Europe
: AlanDick has developed a base station that looks like a village
or shopping mall clock.
The
mini base station is environmentally friendly, making it suitable
for deployment in a wide variety of situations.
Building on the success
the company has enjoyed with its wide range of environmental cell
site solutions, the telecoms timepiece unit is equally at home on
a traditional village green as in or around the most modern of shopping
malls.
“It’s a highly
flexible base station that can service up to six sectors, making it
suitable for relatively high density, but localised, cellular traffic
situations, such as an in shopping malls and industrial parks,”
said Darren Ayres, AlanDick’s group commercial manager.
“One of its great
features, though, is that it can be customised to meet the needs of
the local planning officials and site planners alike. With cosmetic
modifications, it can fit into almost any environment – urban
or rural,” he explained.
This flexibility extends
to allowing a mini base station to be housed inside the base unit,
which can double up as a versatile seating arrangement. The base unit
can be replaced, if necessary, with an alternative fixture - signage
or bike racks, for example.
“It looks like a
classic village clock that’s appropriate to a wide variety of
rural and urban situations, but can be customised to meet the needs
of environmental and/or planning agencies, without compromising the
signal topology that is so necessary to modern base station deployments,”
said Ayres.
“With 3G’s
higher frequencies compared to GSM, there is considerable pressure
on our network colleagues to locate 3G base stations closer together.
This has resulted in some localised campaigns against the siting of
new base stations in urban communities. Our telecoms timepiece allows
the networks to install 3G – as well as in-fill 2G – mini
base stations, without involving the media attention that such deployments
normally attract,” he said.
Following extensive testing
in the grounds of AlanDick’s Cheltenham headquarters this summer
(see photo), the telecoms timepiece will get its first public airing
at the forthcoming GSM Africa event in late November, when the company
expects considerable interest from the African cellular operators.
“We’ve
already enjoyed a positive reaction to our innovative approach to
base station deployments at the Clearwater shopping mall in Johannesburg.
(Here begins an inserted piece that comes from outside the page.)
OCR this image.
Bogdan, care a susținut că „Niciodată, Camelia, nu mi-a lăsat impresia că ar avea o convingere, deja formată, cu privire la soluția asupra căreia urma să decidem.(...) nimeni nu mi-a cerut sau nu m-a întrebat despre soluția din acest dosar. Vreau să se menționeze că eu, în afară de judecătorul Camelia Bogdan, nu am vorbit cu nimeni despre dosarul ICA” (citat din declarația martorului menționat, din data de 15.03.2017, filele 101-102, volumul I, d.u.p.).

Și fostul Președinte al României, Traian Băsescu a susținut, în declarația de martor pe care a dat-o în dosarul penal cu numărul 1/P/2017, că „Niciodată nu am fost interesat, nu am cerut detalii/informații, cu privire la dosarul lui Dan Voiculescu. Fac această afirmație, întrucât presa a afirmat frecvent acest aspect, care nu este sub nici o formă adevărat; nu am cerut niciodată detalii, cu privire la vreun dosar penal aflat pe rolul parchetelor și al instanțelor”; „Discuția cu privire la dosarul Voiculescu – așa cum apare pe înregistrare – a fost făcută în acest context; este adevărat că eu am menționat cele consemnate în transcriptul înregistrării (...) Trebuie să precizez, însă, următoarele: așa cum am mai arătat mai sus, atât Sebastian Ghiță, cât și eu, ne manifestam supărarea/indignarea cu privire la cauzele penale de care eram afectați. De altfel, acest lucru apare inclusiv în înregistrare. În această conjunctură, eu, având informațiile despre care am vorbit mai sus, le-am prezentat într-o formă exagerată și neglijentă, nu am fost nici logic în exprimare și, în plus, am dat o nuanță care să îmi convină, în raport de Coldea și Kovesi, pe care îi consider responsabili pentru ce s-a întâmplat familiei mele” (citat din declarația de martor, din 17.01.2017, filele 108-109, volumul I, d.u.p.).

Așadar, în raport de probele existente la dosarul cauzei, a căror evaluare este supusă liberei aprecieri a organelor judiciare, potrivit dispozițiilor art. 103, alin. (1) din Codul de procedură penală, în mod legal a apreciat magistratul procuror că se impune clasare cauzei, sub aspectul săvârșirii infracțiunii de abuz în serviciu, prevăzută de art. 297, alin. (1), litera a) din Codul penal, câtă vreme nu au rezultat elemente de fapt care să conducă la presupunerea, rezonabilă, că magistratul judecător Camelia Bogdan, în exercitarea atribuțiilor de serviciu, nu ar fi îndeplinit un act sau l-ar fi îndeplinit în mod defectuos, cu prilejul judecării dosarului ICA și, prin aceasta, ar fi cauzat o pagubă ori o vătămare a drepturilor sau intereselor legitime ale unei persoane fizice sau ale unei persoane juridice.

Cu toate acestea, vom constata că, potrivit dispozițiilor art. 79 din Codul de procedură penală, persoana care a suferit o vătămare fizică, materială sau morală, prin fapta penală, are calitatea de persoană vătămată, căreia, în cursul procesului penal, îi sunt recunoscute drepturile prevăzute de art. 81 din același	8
The telecoms timepiece base station offers many of the facilities
of a micro base station/leaky feeder system to shopping malls and
other large buildings, but with the unique advantage of being able
to be retro-fitted to such installations,” said Ayres.
So what’s the secret
of the telecoms timepiece’s success – apart from the unique
approach the company has come up with the unit’s design?
“We’ve
used advanced composite materials in its construction. This allows
us to offer a stable gel coat, colour and finish that can be changed
to meet virtually all client requirements,” said Ayres.